Some dude in Texas has been doing "remote Hunting" for a long time now. Live in NY or where ever,send him the money and he lets you access a tripod mounted gun and you shoot it from your living room with the aid of your computer.I have watched them actually shooting the one mounted with a ruger 10/22 but never actually watched people taking down deer as they say they do.


Wade


----------



## driftwood (Jun 29, 2013)

in wv i think it is illegal to hunt remotely already.....
they have camera systems now that will let you set in deer stand and see all around your property..


----------



## Micheal (Jan 28, 2009)

The drones you can fly now with a remote camera are small, fairly cheap (for a remote control), and just noisy. Don't know what size nor cost of one that would stay stable after firing off a center fire cartridge though.


----------



## 1shotwade (Jul 9, 2013)

What ever it is you would like to experiment with you should do it now. The longer these things are around the more laws and restrictions on their use you will see.

Wade


----------



## alleyyooper (Apr 22, 2005)

Drift wood that drone that patrols your property would sure put a stop to trespassing if it had a camera to get their picture.

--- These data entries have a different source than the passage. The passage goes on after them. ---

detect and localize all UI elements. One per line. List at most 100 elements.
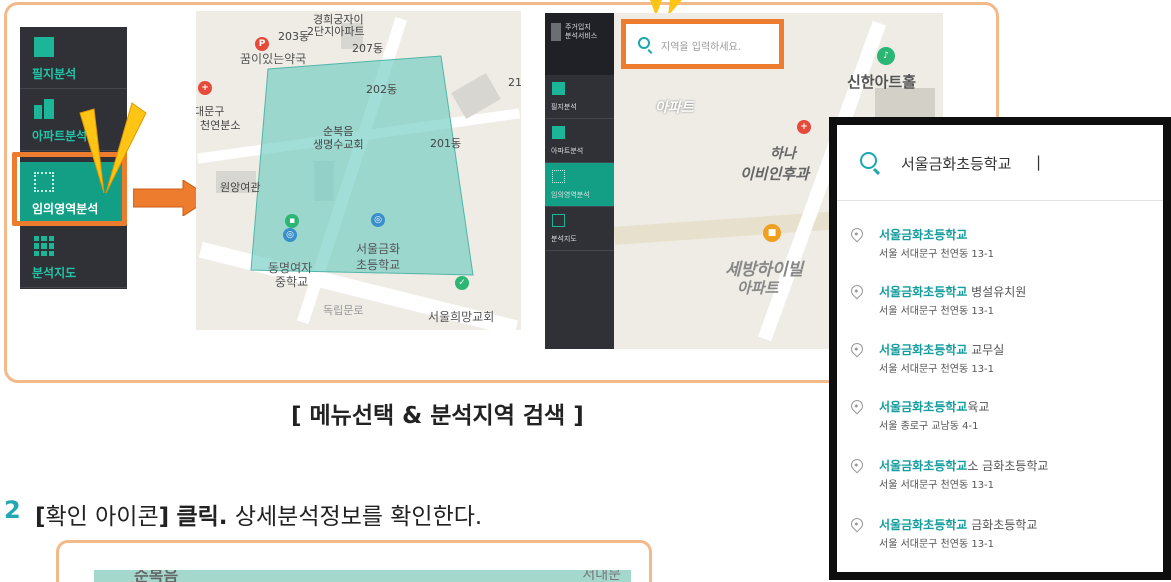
location-pin-icon [848,225,866,243]
figure-caption: [ 메뉴선택 & 분석지역 검색 ] [291,403,584,429]
location-pin-icon [848,456,866,474]
map-label: 생명수교회 [313,138,364,151]
search-input[interactable]: 지역을 입력하세요. [621,19,784,69]
map-label: 순복음 [134,570,179,582]
school-pin-icon[interactable]: ◎ [371,213,385,227]
result-rest: 교무실 [967,343,1005,357]
result-rest: 육교 [967,400,990,414]
result-match: 서울금화초등학교 [879,400,968,414]
list-item[interactable]: 서울금화초등학교 교무실 서울 서대문구 천연동 13-1 [837,340,1163,401]
result-address: 서울 종로구 교남동 4-1 [879,421,979,432]
list-item[interactable]: 서울금화초등학교육교 서울 종로구 교남동 4-1 [837,397,1163,458]
result-rest: 병설유치원 [967,285,1027,299]
result-match: 서울금화초등학교 [879,459,968,473]
sidebar-item-analysis-map[interactable]: 분석지도 [20,226,127,288]
map-label: 207동 [352,42,384,55]
map-label: 꿈이있는약국 [240,52,307,66]
search-query: 서울금화초등학교 [901,155,1012,173]
sidebar-item-label: 임의영역분석 [551,191,590,199]
sidebar-item-parcel-analysis[interactable]: 필지분석 [20,27,127,89]
brand-line: 주거입지 [565,23,591,31]
map-label: 201동 [430,137,462,150]
result-address: 서울 서대문구 천연동 13-1 [879,249,995,260]
map-label: 초등학교 [356,258,401,272]
step-number: 2 [4,496,21,524]
map-label: 아파트 [655,100,694,116]
grid-map-icon [34,236,54,256]
search-input[interactable]: 서울금화초등학교 | [837,125,1163,201]
map-label: 중학교 [275,275,309,289]
map-label: 서울희망교회 [428,310,495,324]
result-match: 서울금화초등학교 [879,518,968,532]
sidebar-item-label: 필지분석 [551,103,577,111]
sidebar-item-label: 분석지도 [32,266,77,280]
map-label: 21 [508,76,521,89]
map-label: 서대문 [582,570,621,582]
map-label: 2단지아파트 [307,25,365,38]
text-cursor: | [1036,153,1042,171]
search-results-panel: 서울금화초등학교 | 서울금화초등학교 서울 서대문구 천연동 13-1 서울금화… [829,117,1171,580]
result-address: 서울 서대문구 천연동 13-1 [879,480,995,491]
map-label: 202동 [366,83,398,96]
apartment-pin-icon[interactable]: ■ [763,224,781,242]
result-title: 서울금화초등학교 교무실 [879,341,1004,358]
result-title: 서울금화초등학교소 금화초등학교 [879,457,1048,474]
pharmacy-pin-icon[interactable]: P [255,37,269,51]
grid-map-icon [552,214,565,227]
bracket: ] [158,504,170,530]
map-label: 서울금화 [356,242,401,256]
school-pin-icon[interactable]: ◎ [283,228,297,242]
logo-icon [551,23,561,41]
step-description: 상세분석정보를 확인한다. [234,504,483,530]
location-pin-icon [848,397,866,415]
list-item[interactable]: 서울금화초등학교 금화초등학교 서울 서대문구 천연동 13-1 [837,515,1163,576]
result-match: 서울금화초등학교 [879,343,968,357]
map-label: 하나 [770,146,796,162]
sidebar-item-analysis-map[interactable]: 분석지도 [545,207,614,251]
map-label: 이비인후과 [740,165,810,183]
map-label: 신한아트홀 [847,73,917,91]
result-match: 서울금화초등학교 [879,285,968,299]
sidebar-item-area-analysis[interactable]: 임의영역분석 [545,163,614,207]
theater-pin-icon[interactable]: ♪ [877,47,895,65]
bracket: [ [35,504,46,530]
result-address: 서울 서대문구 천연동 13-1 [879,306,995,317]
result-title: 서울금화초등학교 [879,226,967,243]
building-icon [34,99,54,119]
search-placeholder: 지역을 입력하세요. [661,42,741,53]
location-pin-icon [848,340,866,358]
result-title: 서울금화초등학교 금화초등학교 [879,516,1037,533]
list-item[interactable]: 서울금화초등학교소 금화초등학교 서울 서대문구 천연동 13-1 [837,456,1163,517]
brand: 주거입지 분석서비스 [545,13,614,75]
result-address: 서울 서대문구 천연동 13-1 [879,364,995,375]
step-instruction: [확인 아이콘] 클릭. 상세분석정보를 확인한다. [35,497,482,531]
sidebar-compact: 주거입지 분석서비스 필지분석 아파트분석 임의영역분석 분석지도 [545,13,614,349]
list-item[interactable]: 서울금화초등학교 병설유치원 서울 서대문구 천연동 13-1 [837,282,1163,343]
sidebar-item-parcel-analysis[interactable]: 필지분석 [545,75,614,119]
map-label: 독립문로 [323,304,364,317]
map-label: 203동 [278,30,310,43]
location-pin-icon [848,282,866,300]
search-icon [638,37,650,49]
hospital-pin-icon[interactable]: + [198,81,212,95]
list-item[interactable]: 서울금화초등학교 서울 서대문구 천연동 13-1 [837,225,1163,286]
result-rest: 소 금화초등학교 [967,459,1049,473]
result-address: 서울 서대문구 천연동 13-1 [879,539,995,550]
building-pin-icon[interactable]: ▪ [285,214,299,228]
confirm-check-icon[interactable]: ✓ [455,276,469,290]
search-icon [860,152,877,169]
map-preview: 순복음 서대문 [94,570,631,582]
map-view[interactable]: 경희궁자이 2단지아파트 203동 207동 꿈이있는약국 202동 대문구 천… [196,11,521,330]
map-label: 아파트 [737,279,779,297]
clinic-pin-icon[interactable]: + [797,120,811,134]
result-match: 서울금화초등학교 [879,228,968,242]
sidebar-item-label: 아파트분석 [551,147,584,155]
result-title: 서울금화초등학교 병설유치원 [879,283,1026,300]
step-icon-label: 확인 아이콘 [45,504,159,530]
sidebar-item-label: 분석지도 [551,235,577,243]
brand-line: 분석서비스 [565,32,598,40]
layers-icon [34,37,54,57]
sidebar-item-apartment-analysis[interactable]: 아파트분석 [545,119,614,163]
building-icon [552,126,565,139]
dotted-area-icon [552,170,565,183]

Decided yesterday that after the season I am going to hit some salvage yards and get some rear view mirrors for one of my blinds. 

 Al


----------



## big rockpile (Feb 24, 2003)

Here you can't hunt from a moving Vehicle, Plane or Boat. I have a waiver to where I can hunt from a parked Vehicle.

big rockpile


----------



## EDDIE BUCK (Jul 17, 2005)

I know this guy that has a setup that when a deer steps into his food plot,a video immediately downloads on his PC in the house.


----------